This section is from the book "Rubber And Rubber Planting", by R. H. Lock. Also available from Amazon: Rubber And Rubber Planting.
Herbert Wright has called attention to the fact that it was Hancock who in 1834 first suggested the possibility of cultivating the best kinds of rubber trees in the East and West Indies. The suggestion arose on account of the difficulties which Hancock and his colleagues experienced even at that date in procuring a sufficient supply of raw material. The actual birth of the rubber planting industry, however, dates only from the seventies, and is specially associated with the names of Sir Joseph Hooker, at that time Director of the Royal Gardens, Kew, of Sir Clements Markham who occupied an important position at the India Office, and with those of the collectors Collins, Cross and Wickham. The success of the introduction of cinchona to the East ten years earlier led Markham about 1870 to take up the question of the introduction of rubber to India. The first step was marked by the preparation in 1872 of a report by James Collins, who had already published an excellent account of the wild species of rubber in 1868.
The story of the winning of the rubber seeds from America is one full of romantic interest, and speaks volumes for the enterprise and determination of the collectors. The first seeds of Hevea to arrive at Kew were probably those brought by Collins from the Amazon in 1873. In l875 Cross was shipwrecked whilst on the way home with a consignment of Castilloa plants and seeds. Nevertheless he managed to preserve his precious collection and bring it safe to land. He was sent out again to collect Hevea seed in 1877 and was again successful. Although only a few of Cross's Hevea seedlings were preserved, there must by this time be a considerable number of trees growing in Eastern plantations which are directly descended from the survivors of this consignment. Cross was also responsible for the introduction of Ceara rubber to Kew about the same date a less difficult feat owing to the greater powers of resistance possessed by the seeds of Manihot.
By far the largest and most important supply of Hevea seeds to reach Kew was, however, that brought home by H. A. Wickham in 1876. Wickham, who was resident at the time in the rubber country of the Amazon, was commissioned to supply seeds to the Indian Government ; but the Brazilian authorities were naturally opposed to the export of the seed, and it was a remarkable chance which threw the required opportunity in Wickham's way. An ocean-going steamer trading to the Amazon was there abandoned by her supercargoes without a return freight Wickham boldly chartered the steamer on behalf of the Indian Government, and all hands were pressed into the service of collecting seeds. The cargo once aboard was passed by the port authorities as botanical specimens, and upwards of 70,000 seeds were thus safely transported to Kew. Less than 4 per cent, of these seeds, however, germinated.
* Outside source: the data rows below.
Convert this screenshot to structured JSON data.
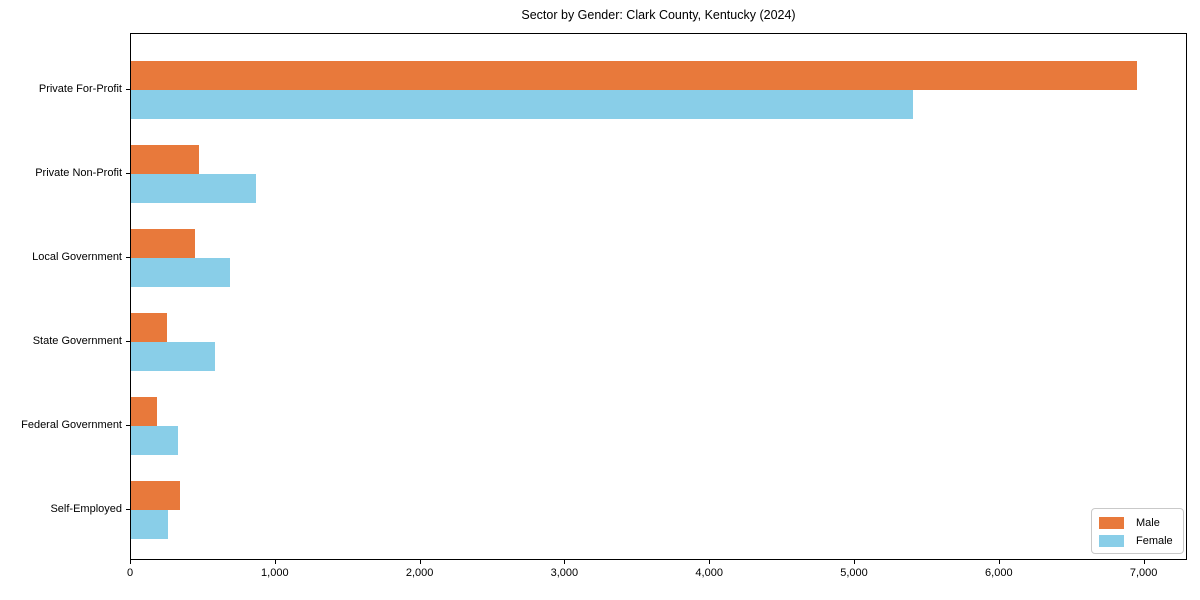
{
  "title": "Sector by Gender: Clark County, Kentucky (2024)",
  "chart_data": {
    "type": "bar",
    "orientation": "horizontal",
    "title": "Sector by Gender: Clark County, Kentucky (2024)",
    "xlabel": "",
    "ylabel": "",
    "categories": [
      "Private For-Profit",
      "Private Non-Profit",
      "Local Government",
      "State Government",
      "Federal Government",
      "Self-Employed"
    ],
    "series": [
      {
        "name": "Male",
        "color": "#E8793B",
        "values": [
          6950,
          470,
          440,
          250,
          180,
          340
        ]
      },
      {
        "name": "Female",
        "color": "#89CEE8",
        "values": [
          5400,
          860,
          680,
          580,
          325,
          255
        ]
      }
    ],
    "xlim": [
      0,
      7300
    ],
    "xticks": [
      0,
      1000,
      2000,
      3000,
      4000,
      5000,
      6000,
      7000
    ],
    "xtick_labels": [
      "0",
      "1,000",
      "2,000",
      "3,000",
      "4,000",
      "5,000",
      "6,000",
      "7,000"
    ],
    "grid": false,
    "legend": {
      "position": "lower right",
      "entries": [
        "Male",
        "Female"
      ]
    },
    "colors": {
      "male": "#E8793B",
      "female": "#89CEE8",
      "spine": "#000000",
      "text": "#000000"
    }
  }
}
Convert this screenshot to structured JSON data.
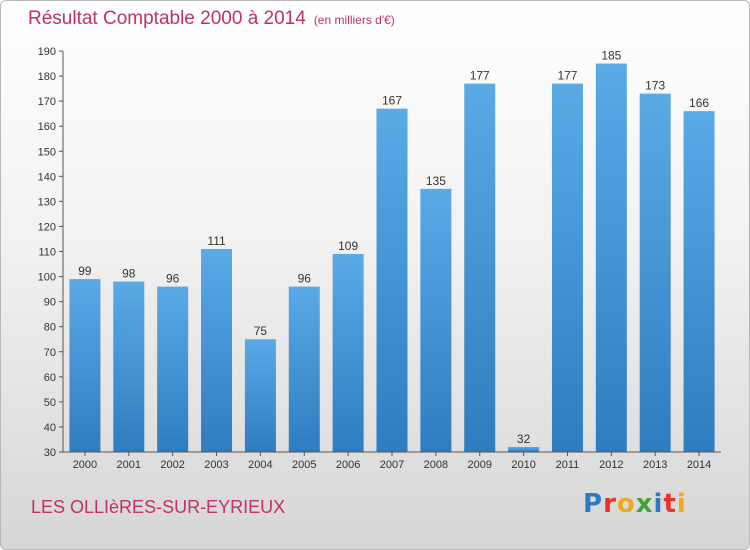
{
  "header": {
    "title": "Résultat Comptable 2000 à 2014",
    "subtitle": "(en milliers d'€)"
  },
  "footer": {
    "commune": "LES OLLIèRES-SUR-EYRIEUX",
    "logo": {
      "text": "Proxiti",
      "letters": [
        {
          "ch": "P",
          "color": "#2f78c4"
        },
        {
          "ch": "r",
          "color": "#e8322a"
        },
        {
          "ch": "o",
          "color": "#f2a81d"
        },
        {
          "ch": "x",
          "color": "#3fa435"
        },
        {
          "ch": "i",
          "color": "#2f78c4"
        },
        {
          "ch": "t",
          "color": "#e8322a"
        },
        {
          "ch": "i",
          "color": "#f2a81d"
        }
      ]
    }
  },
  "colors": {
    "title": "#c0306a",
    "bar_light": "#5aaae6",
    "bar_dark": "#2f7cc0",
    "axis": "#555555"
  },
  "chart_data": {
    "type": "bar",
    "title": "Résultat Comptable 2000 à 2014",
    "subtitle": "(en milliers d'€)",
    "categories": [
      "2000",
      "2001",
      "2002",
      "2003",
      "2004",
      "2005",
      "2006",
      "2007",
      "2008",
      "2009",
      "2010",
      "2011",
      "2012",
      "2013",
      "2014"
    ],
    "values": [
      99,
      98,
      96,
      111,
      75,
      96,
      109,
      167,
      135,
      177,
      32,
      177,
      185,
      173,
      166
    ],
    "ylim": [
      30,
      190
    ],
    "yticks": [
      30,
      40,
      50,
      60,
      70,
      80,
      90,
      100,
      110,
      120,
      130,
      140,
      150,
      160,
      170,
      180,
      190
    ],
    "grid": false,
    "data_labels": true
  }
}
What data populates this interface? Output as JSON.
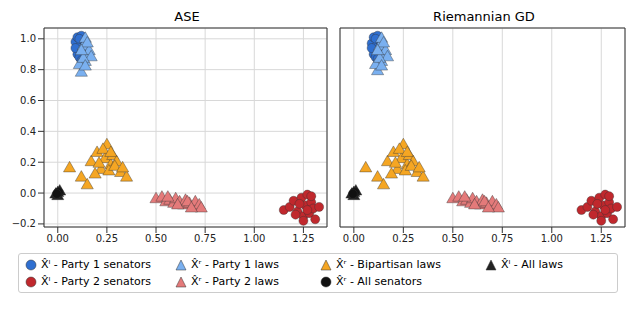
{
  "chart_data": [
    {
      "type": "scatter",
      "title": "ASE",
      "grid": true,
      "legend": "bottom",
      "xlim": [
        -0.07,
        1.37
      ],
      "ylim": [
        -0.22,
        1.07
      ],
      "xticks": [
        {
          "value": 0,
          "label": "0.00"
        },
        {
          "value": 0.25,
          "label": "0.25"
        },
        {
          "value": 0.5,
          "label": "0.50"
        },
        {
          "value": 0.75,
          "label": "0.75"
        },
        {
          "value": 1,
          "label": "1.00"
        },
        {
          "value": 1.25,
          "label": "1.25"
        }
      ],
      "yticks": [
        {
          "value": -0.2,
          "label": "−0.2"
        },
        {
          "value": 0,
          "label": "0.0"
        },
        {
          "value": 0.2,
          "label": "0.2"
        },
        {
          "value": 0.4,
          "label": "0.4"
        },
        {
          "value": 0.6,
          "label": "0.6"
        },
        {
          "value": 0.8,
          "label": "0.8"
        },
        {
          "value": 1,
          "label": "1.0"
        }
      ],
      "series": [
        {
          "name": "X̂ˡ - Party 1 senators",
          "color": "#2f6fd0",
          "marker": "circle",
          "x": [
            0.09,
            0.1,
            0.11,
            0.12,
            0.13,
            0.1,
            0.12,
            0.14,
            0.11,
            0.13,
            0.09,
            0.12,
            0.15,
            0.11
          ],
          "y": [
            0.98,
            1.01,
            0.95,
            0.92,
            0.99,
            0.9,
            1.02,
            0.96,
            0.88,
            0.93,
            0.94,
            0.86,
            0.91,
            1.0
          ]
        },
        {
          "name": "X̂ʳ - Party 1 laws",
          "color": "#7ab0f0",
          "marker": "triangle",
          "x": [
            0.12,
            0.14,
            0.15,
            0.13,
            0.16,
            0.11,
            0.14,
            0.17,
            0.13,
            0.15,
            0.12,
            0.14
          ],
          "y": [
            0.78,
            0.85,
            0.9,
            0.95,
            0.92,
            0.83,
            1.0,
            0.88,
            0.87,
            0.97,
            0.92,
            0.82
          ]
        },
        {
          "name": "X̂ʳ - Bipartisan laws",
          "color": "#f5a623",
          "marker": "triangle",
          "x": [
            0.06,
            0.12,
            0.17,
            0.2,
            0.22,
            0.24,
            0.25,
            0.27,
            0.28,
            0.3,
            0.32,
            0.35,
            0.19,
            0.23,
            0.26,
            0.29,
            0.21,
            0.33,
            0.15,
            0.27
          ],
          "y": [
            0.16,
            0.1,
            0.2,
            0.26,
            0.15,
            0.22,
            0.31,
            0.18,
            0.24,
            0.2,
            0.13,
            0.1,
            0.12,
            0.28,
            0.14,
            0.17,
            0.19,
            0.16,
            0.05,
            0.26
          ]
        },
        {
          "name": "X̂ˡ - All laws",
          "color": "#222222",
          "marker": "triangle",
          "x": [
            0.0,
            0.01,
            -0.01,
            0.0
          ],
          "y": [
            0.0,
            0.01,
            -0.01,
            -0.02
          ]
        },
        {
          "name": "X̂ˡ - Party 2 senators",
          "color": "#c0282d",
          "marker": "circle",
          "x": [
            1.15,
            1.18,
            1.2,
            1.22,
            1.24,
            1.25,
            1.26,
            1.27,
            1.28,
            1.29,
            1.3,
            1.31,
            1.33,
            1.23,
            1.27,
            1.25,
            1.29,
            1.21
          ],
          "y": [
            -0.11,
            -0.09,
            -0.05,
            -0.12,
            -0.03,
            -0.15,
            -0.08,
            -0.01,
            -0.13,
            -0.06,
            -0.1,
            -0.17,
            -0.09,
            -0.07,
            -0.11,
            -0.18,
            -0.02,
            -0.14
          ]
        },
        {
          "name": "X̂ʳ - Party 2 laws",
          "color": "#e47a7a",
          "marker": "triangle",
          "x": [
            0.5,
            0.53,
            0.55,
            0.57,
            0.59,
            0.6,
            0.62,
            0.64,
            0.65,
            0.67,
            0.69,
            0.7,
            0.72,
            0.73,
            0.56,
            0.61,
            0.66,
            0.68
          ],
          "y": [
            -0.04,
            -0.03,
            -0.06,
            -0.05,
            -0.07,
            -0.04,
            -0.06,
            -0.08,
            -0.05,
            -0.07,
            -0.09,
            -0.06,
            -0.08,
            -0.1,
            -0.03,
            -0.08,
            -0.06,
            -0.1
          ]
        },
        {
          "name": "X̂ʳ - All senators",
          "color": "#111111",
          "marker": "circle",
          "x": [
            0.0,
            0.005,
            -0.005
          ],
          "y": [
            0.0,
            0.005,
            -0.005
          ]
        }
      ]
    },
    {
      "type": "scatter",
      "title": "Riemannian GD",
      "grid": true,
      "tick_labels": "x",
      "xlim": [
        -0.07,
        1.37
      ],
      "ylim": [
        -0.22,
        1.07
      ],
      "xticks": [
        {
          "value": 0,
          "label": "0.00"
        },
        {
          "value": 0.25,
          "label": "0.25"
        },
        {
          "value": 0.5,
          "label": "0.50"
        },
        {
          "value": 0.75,
          "label": "0.75"
        },
        {
          "value": 1,
          "label": "1.00"
        },
        {
          "value": 1.25,
          "label": "1.25"
        }
      ],
      "yticks": [
        -0.2,
        0,
        0.2,
        0.4,
        0.6,
        0.8,
        1
      ],
      "series": [
        {
          "name": "X̂ˡ - Party 1 senators",
          "color": "#2f6fd0",
          "marker": "circle",
          "x": [
            0.09,
            0.1,
            0.11,
            0.12,
            0.13,
            0.1,
            0.12,
            0.14,
            0.11,
            0.13,
            0.09,
            0.12,
            0.15,
            0.11
          ],
          "y": [
            0.97,
            1.01,
            0.95,
            0.92,
            0.99,
            0.9,
            1.02,
            0.96,
            0.88,
            0.93,
            0.94,
            0.87,
            0.91,
            1.0
          ]
        },
        {
          "name": "X̂ʳ - Party 1 laws",
          "color": "#7ab0f0",
          "marker": "triangle",
          "x": [
            0.12,
            0.14,
            0.15,
            0.13,
            0.16,
            0.11,
            0.14,
            0.17,
            0.13,
            0.15,
            0.12,
            0.14
          ],
          "y": [
            0.79,
            0.85,
            0.9,
            0.95,
            0.92,
            0.83,
            1.0,
            0.88,
            0.87,
            0.97,
            0.92,
            0.82
          ]
        },
        {
          "name": "X̂ʳ - Bipartisan laws",
          "color": "#f5a623",
          "marker": "triangle",
          "x": [
            0.06,
            0.12,
            0.17,
            0.2,
            0.22,
            0.24,
            0.25,
            0.27,
            0.28,
            0.3,
            0.32,
            0.35,
            0.19,
            0.23,
            0.26,
            0.29,
            0.21,
            0.33,
            0.15,
            0.27
          ],
          "y": [
            0.16,
            0.1,
            0.2,
            0.26,
            0.15,
            0.22,
            0.31,
            0.18,
            0.24,
            0.2,
            0.13,
            0.1,
            0.12,
            0.28,
            0.14,
            0.17,
            0.19,
            0.16,
            0.05,
            0.26
          ]
        },
        {
          "name": "X̂ˡ - All laws",
          "color": "#222222",
          "marker": "triangle",
          "x": [
            0.0,
            0.01,
            -0.01,
            0.0
          ],
          "y": [
            0.0,
            0.01,
            -0.01,
            -0.02
          ]
        },
        {
          "name": "X̂ˡ - Party 2 senators",
          "color": "#c0282d",
          "marker": "circle",
          "x": [
            1.15,
            1.18,
            1.2,
            1.22,
            1.24,
            1.25,
            1.26,
            1.27,
            1.28,
            1.29,
            1.3,
            1.31,
            1.33,
            1.23,
            1.27,
            1.25,
            1.29,
            1.21
          ],
          "y": [
            -0.11,
            -0.09,
            -0.05,
            -0.12,
            -0.03,
            -0.15,
            -0.08,
            -0.01,
            -0.13,
            -0.06,
            -0.1,
            -0.17,
            -0.09,
            -0.07,
            -0.11,
            -0.18,
            -0.02,
            -0.14
          ]
        },
        {
          "name": "X̂ʳ - Party 2 laws",
          "color": "#e47a7a",
          "marker": "triangle",
          "x": [
            0.5,
            0.53,
            0.55,
            0.57,
            0.59,
            0.6,
            0.62,
            0.64,
            0.65,
            0.67,
            0.69,
            0.7,
            0.72,
            0.73,
            0.56,
            0.61,
            0.66,
            0.68
          ],
          "y": [
            -0.04,
            -0.03,
            -0.06,
            -0.05,
            -0.07,
            -0.04,
            -0.06,
            -0.08,
            -0.05,
            -0.07,
            -0.09,
            -0.06,
            -0.08,
            -0.1,
            -0.03,
            -0.08,
            -0.06,
            -0.1
          ]
        },
        {
          "name": "X̂ʳ - All senators",
          "color": "#111111",
          "marker": "circle",
          "x": [
            0.0,
            0.005,
            -0.005
          ],
          "y": [
            0.0,
            0.005,
            -0.005
          ]
        }
      ]
    }
  ]
}
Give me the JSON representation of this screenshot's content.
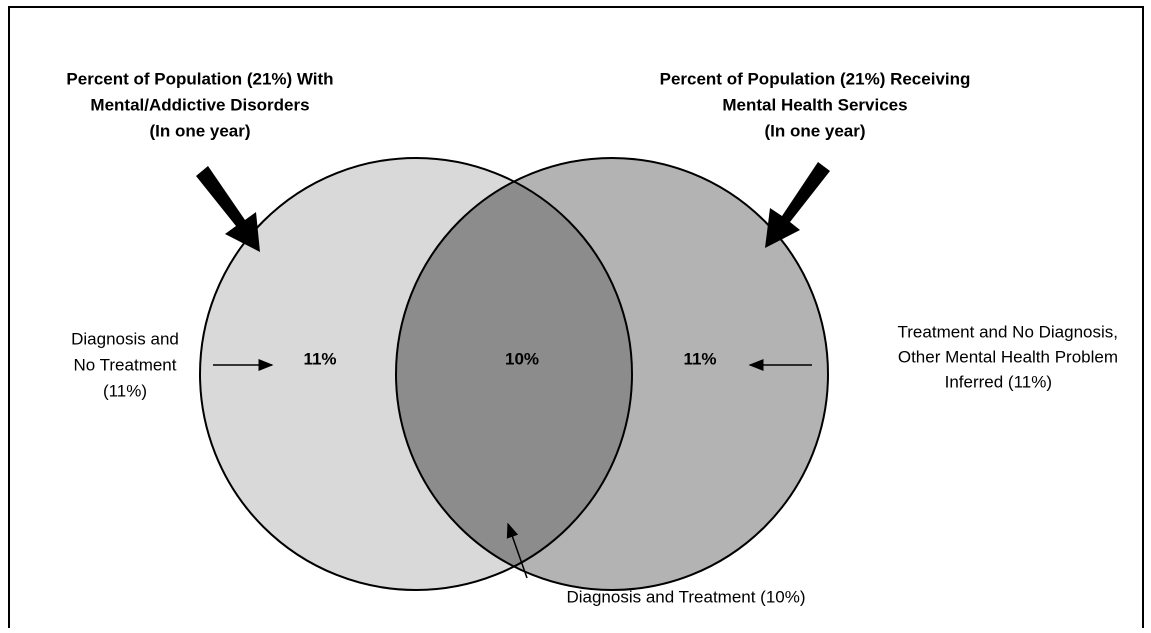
{
  "diagram": {
    "left_title": [
      "Percent of Population (21%) With",
      "Mental/Addictive Disorders",
      "(In one year)"
    ],
    "right_title": [
      "Percent of Population (21%) Receiving",
      "Mental Health Services",
      "(In one year)"
    ],
    "regions": {
      "left": "11%",
      "overlap": "10%",
      "right": "11%"
    },
    "left_label": [
      "Diagnosis and",
      "No Treatment",
      "(11%)"
    ],
    "right_label": [
      "Treatment and No Diagnosis,",
      "Other Mental Health Problem",
      "Inferred (11%)"
    ],
    "bottom_label": "Diagnosis and Treatment (10%)"
  }
}
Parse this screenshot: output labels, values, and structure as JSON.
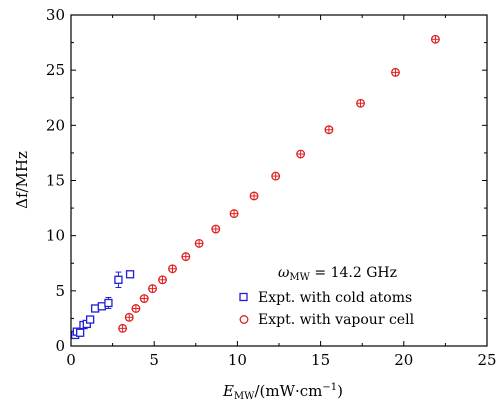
{
  "chart_data": {
    "type": "scatter",
    "xlabel": {
      "main": "E",
      "sub": "MW",
      "rest": "/(mW·cm",
      "sup": "−1",
      "close": ")"
    },
    "ylabel": "Δf/MHz",
    "xlim": [
      0,
      25
    ],
    "ylim": [
      0,
      30
    ],
    "xticks": [
      0,
      5,
      10,
      15,
      20,
      25
    ],
    "yticks": [
      0,
      5,
      10,
      15,
      20,
      25,
      30
    ],
    "grid": false,
    "legend_position": "bottom-right",
    "annotation": {
      "main": "ω",
      "sub": "MW",
      "rest": " = 14.2 GHz"
    },
    "series": [
      {
        "name": "Expt. with cold atoms",
        "marker": "square",
        "color": "#1f1fd6",
        "points": [
          {
            "x": 0.25,
            "y": 1.0,
            "err": 0.2
          },
          {
            "x": 0.35,
            "y": 1.3,
            "err": 0.2
          },
          {
            "x": 0.55,
            "y": 1.2,
            "err": 0.2
          },
          {
            "x": 0.75,
            "y": 1.9,
            "err": 0.2
          },
          {
            "x": 0.95,
            "y": 2.0,
            "err": 0.2
          },
          {
            "x": 1.15,
            "y": 2.4,
            "err": 0.2
          },
          {
            "x": 1.45,
            "y": 3.4,
            "err": 0.3
          },
          {
            "x": 1.85,
            "y": 3.6,
            "err": 0.3
          },
          {
            "x": 2.25,
            "y": 3.9,
            "err": 0.5
          },
          {
            "x": 2.85,
            "y": 6.0,
            "err": 0.7
          },
          {
            "x": 3.55,
            "y": 6.5,
            "err": 0.2
          }
        ]
      },
      {
        "name": "Expt. with vapour cell",
        "marker": "circle-plus",
        "color": "#e02020",
        "points": [
          {
            "x": 3.1,
            "y": 1.6
          },
          {
            "x": 3.5,
            "y": 2.6
          },
          {
            "x": 3.9,
            "y": 3.4
          },
          {
            "x": 4.4,
            "y": 4.3
          },
          {
            "x": 4.9,
            "y": 5.2
          },
          {
            "x": 5.5,
            "y": 6.0
          },
          {
            "x": 6.1,
            "y": 7.0
          },
          {
            "x": 6.9,
            "y": 8.1
          },
          {
            "x": 7.7,
            "y": 9.3
          },
          {
            "x": 8.7,
            "y": 10.6
          },
          {
            "x": 9.8,
            "y": 12.0
          },
          {
            "x": 11.0,
            "y": 13.6
          },
          {
            "x": 12.3,
            "y": 15.4
          },
          {
            "x": 13.8,
            "y": 17.4
          },
          {
            "x": 15.5,
            "y": 19.6
          },
          {
            "x": 17.4,
            "y": 22.0
          },
          {
            "x": 19.5,
            "y": 24.8
          },
          {
            "x": 21.9,
            "y": 27.8
          }
        ]
      }
    ]
  }
}
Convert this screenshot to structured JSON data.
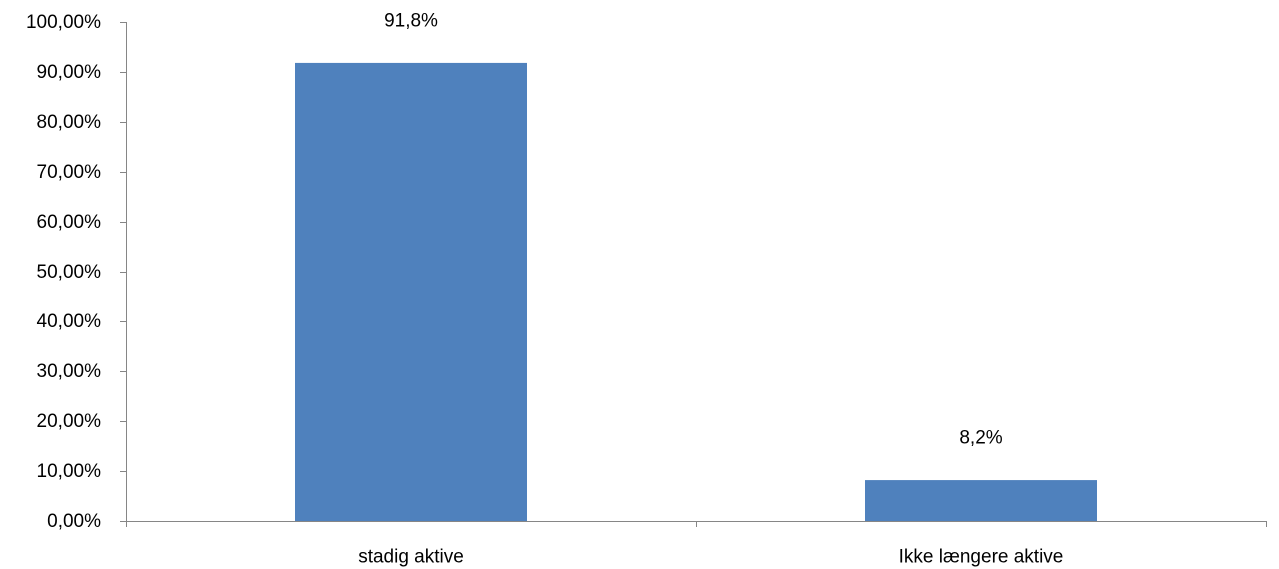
{
  "chart_data": {
    "type": "bar",
    "title": "",
    "xlabel": "",
    "ylabel": "",
    "categories": [
      "stadig aktive",
      "Ikke længere aktive"
    ],
    "values": [
      91.8,
      8.2
    ],
    "data_labels": [
      "91,8%",
      "8,2%"
    ],
    "ylim": [
      0,
      100
    ],
    "y_ticks": [
      0,
      10,
      20,
      30,
      40,
      50,
      60,
      70,
      80,
      90,
      100
    ],
    "y_tick_labels": [
      "0,00%",
      "10,00%",
      "20,00%",
      "30,00%",
      "40,00%",
      "50,00%",
      "60,00%",
      "70,00%",
      "80,00%",
      "90,00%",
      "100,00%"
    ],
    "grid": false,
    "legend": "none",
    "colors": {
      "bar": "#4F81BD",
      "axis": "#868686",
      "text": "#000000"
    }
  }
}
The writer has Mr Wickham's personal assurance that these seeds came from full-sized forest trees actually being worked for rubber, which grew at a considerable distance from the river on forest-covered plateaux some hundreds of feet above flood-level. The often repeated statement that the parents of the rubber plantations had their origin in swampy ground liable to floods, may therefore be taken to be entirely without foundation.
Although the Government of India paid all the expenses connected with the introduction of Wickham's seedlings, Ceylon was selected as the site of their chief tropical nursery. A special garden at Henaratgoda, in the low country near Colombo, was opened to receive them, and here were set out some 2000 plants which arrived in Ceylon in 1876 in 39 Wardian cases by the s.s. Duke of Devonshire.
In the same year smaller consignments of plants of Hevea brasiliensis were despatched from Kew to Burma, Java, Singapore, and the West Indies. In 1877 plants were sent to Mauritius and West Africa, and in 1878 to Fiji.
Plants of Hevea Spruceana were first sent to Ceylon in 1883, but they do not appear to have survived.
Castilloa and Manihot Glaziovii, Ceara rubber, were also distributed by Kew to the samp colonies at about the same date.